Article 2 : Le centre hospitalier de Périgueux est condamné à verser à Mme B I, à Mme A I et à M. G I la somme de 1 500 euros chacun en réparation de leurs préjudices.
Article 3 : Le centre hospitalier de Périgueux est condamné à verser à la caisse primaire d’assurance maladie Pau Pyrénées-Atlantiques la somme de 340, 36 euros au titre de ses débours et la somme de 118 euros au titre de l’indemnité forfaitaire de gestion.
Article 3 : Les frais d’expertise, taxés et liquidés à la somme totale de 3 000 euros, sont mis à la charge définitive du centre hospitalier de Périgueux.
Article 4 : Le centre hospitalier de Périgueux versera aux consorts I une somme globale de 1 500 euros en application de l’article L. 761-1 du code de justice administrative.
Article 5 : Le surplus des conclusions de la requête est rejeté.
Article 6 : Le présent jugement sera notifié à M. H I, à Mme A I, à M. G I, à Mme B I, au centre hospitalier de Périgueux et à la Caisse primaire d’assurance maladie Pau Pyrénées Atlantiques.

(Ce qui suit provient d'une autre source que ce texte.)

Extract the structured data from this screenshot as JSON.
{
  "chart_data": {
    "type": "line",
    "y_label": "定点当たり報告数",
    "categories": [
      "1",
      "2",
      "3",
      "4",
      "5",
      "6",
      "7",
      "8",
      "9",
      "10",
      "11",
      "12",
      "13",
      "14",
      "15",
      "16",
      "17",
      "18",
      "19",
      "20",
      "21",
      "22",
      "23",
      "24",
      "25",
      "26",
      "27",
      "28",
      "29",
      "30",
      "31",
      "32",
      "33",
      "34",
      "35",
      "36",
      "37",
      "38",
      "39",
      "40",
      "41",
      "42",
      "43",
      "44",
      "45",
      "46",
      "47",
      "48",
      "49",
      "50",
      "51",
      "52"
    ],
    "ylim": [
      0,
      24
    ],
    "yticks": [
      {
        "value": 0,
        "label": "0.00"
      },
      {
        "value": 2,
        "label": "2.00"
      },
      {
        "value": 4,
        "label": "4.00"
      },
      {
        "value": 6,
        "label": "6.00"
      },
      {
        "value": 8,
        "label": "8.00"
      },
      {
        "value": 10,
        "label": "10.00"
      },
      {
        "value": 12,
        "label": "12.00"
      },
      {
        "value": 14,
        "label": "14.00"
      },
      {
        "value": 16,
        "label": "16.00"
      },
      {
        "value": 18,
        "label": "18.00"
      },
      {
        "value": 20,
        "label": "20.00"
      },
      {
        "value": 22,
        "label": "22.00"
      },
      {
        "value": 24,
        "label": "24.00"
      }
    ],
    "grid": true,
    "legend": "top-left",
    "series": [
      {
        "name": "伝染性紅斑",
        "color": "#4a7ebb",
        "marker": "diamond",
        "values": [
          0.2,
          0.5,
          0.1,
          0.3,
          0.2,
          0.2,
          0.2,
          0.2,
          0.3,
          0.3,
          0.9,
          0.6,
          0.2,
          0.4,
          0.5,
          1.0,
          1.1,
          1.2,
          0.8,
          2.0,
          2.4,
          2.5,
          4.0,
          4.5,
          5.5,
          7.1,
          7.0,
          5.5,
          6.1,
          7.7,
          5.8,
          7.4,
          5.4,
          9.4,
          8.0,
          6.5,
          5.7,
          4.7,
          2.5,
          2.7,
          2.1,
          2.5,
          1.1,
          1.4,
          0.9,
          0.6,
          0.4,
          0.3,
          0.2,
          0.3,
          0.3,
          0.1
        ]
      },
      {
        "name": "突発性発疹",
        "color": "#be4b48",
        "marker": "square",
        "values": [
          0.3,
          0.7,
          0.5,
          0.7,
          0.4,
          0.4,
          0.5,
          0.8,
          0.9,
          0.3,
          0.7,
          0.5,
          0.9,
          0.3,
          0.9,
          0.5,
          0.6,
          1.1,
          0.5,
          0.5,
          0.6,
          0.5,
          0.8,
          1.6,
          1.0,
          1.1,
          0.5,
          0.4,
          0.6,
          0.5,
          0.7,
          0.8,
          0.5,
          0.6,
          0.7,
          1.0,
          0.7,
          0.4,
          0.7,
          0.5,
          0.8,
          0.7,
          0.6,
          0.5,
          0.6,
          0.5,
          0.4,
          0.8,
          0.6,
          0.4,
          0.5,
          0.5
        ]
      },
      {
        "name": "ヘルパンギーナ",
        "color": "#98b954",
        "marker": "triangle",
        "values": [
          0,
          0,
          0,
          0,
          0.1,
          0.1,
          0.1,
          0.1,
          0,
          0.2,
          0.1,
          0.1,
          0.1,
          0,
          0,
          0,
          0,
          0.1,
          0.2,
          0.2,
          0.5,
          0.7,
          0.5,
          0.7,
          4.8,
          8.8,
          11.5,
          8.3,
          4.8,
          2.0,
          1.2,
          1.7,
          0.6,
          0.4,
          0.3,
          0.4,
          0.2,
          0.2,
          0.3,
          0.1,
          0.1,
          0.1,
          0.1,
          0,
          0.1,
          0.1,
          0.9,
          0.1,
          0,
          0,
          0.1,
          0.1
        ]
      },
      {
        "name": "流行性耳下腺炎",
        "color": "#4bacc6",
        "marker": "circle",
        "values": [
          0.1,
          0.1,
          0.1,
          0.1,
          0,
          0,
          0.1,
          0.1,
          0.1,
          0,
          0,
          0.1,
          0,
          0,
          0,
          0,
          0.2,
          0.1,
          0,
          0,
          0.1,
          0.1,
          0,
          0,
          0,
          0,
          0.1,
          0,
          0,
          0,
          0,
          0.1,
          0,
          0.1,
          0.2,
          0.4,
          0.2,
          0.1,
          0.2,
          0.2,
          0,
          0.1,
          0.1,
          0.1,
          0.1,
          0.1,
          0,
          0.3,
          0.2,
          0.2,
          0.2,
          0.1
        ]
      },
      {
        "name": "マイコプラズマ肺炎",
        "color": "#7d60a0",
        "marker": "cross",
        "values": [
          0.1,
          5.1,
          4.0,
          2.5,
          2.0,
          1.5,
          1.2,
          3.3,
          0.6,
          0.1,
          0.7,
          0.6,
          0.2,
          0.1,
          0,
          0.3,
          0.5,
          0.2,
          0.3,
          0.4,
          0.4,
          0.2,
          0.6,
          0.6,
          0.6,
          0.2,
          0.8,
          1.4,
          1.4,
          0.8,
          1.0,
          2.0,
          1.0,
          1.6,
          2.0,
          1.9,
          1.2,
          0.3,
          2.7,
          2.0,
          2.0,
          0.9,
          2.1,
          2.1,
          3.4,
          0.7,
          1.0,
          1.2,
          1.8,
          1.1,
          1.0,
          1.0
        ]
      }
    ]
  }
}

Délibéré après l’audience du 26 novembre 2024, à laquelle siégeaient :
Mme Chauvin, présidente,
Mme Champenois, première conseillère,
Mme Lorrain Mabillon, conseillère.
Rendu public par mise à disposition au greffe le 10 décembre 2024.
La rapporteure,
M. CHAMPENOIS La présidente,
A. CHAUVIN
La greffière,
C. JANIN
La République mande et ordonne à la ministre de la santé et de l’accès aux soins en ce qui la concerne ou à tous commissaires de justice à ce requis en ce qui concerne les voies de droit commun contre les parties privées, de pourvoir à l’exécution de la présente décision.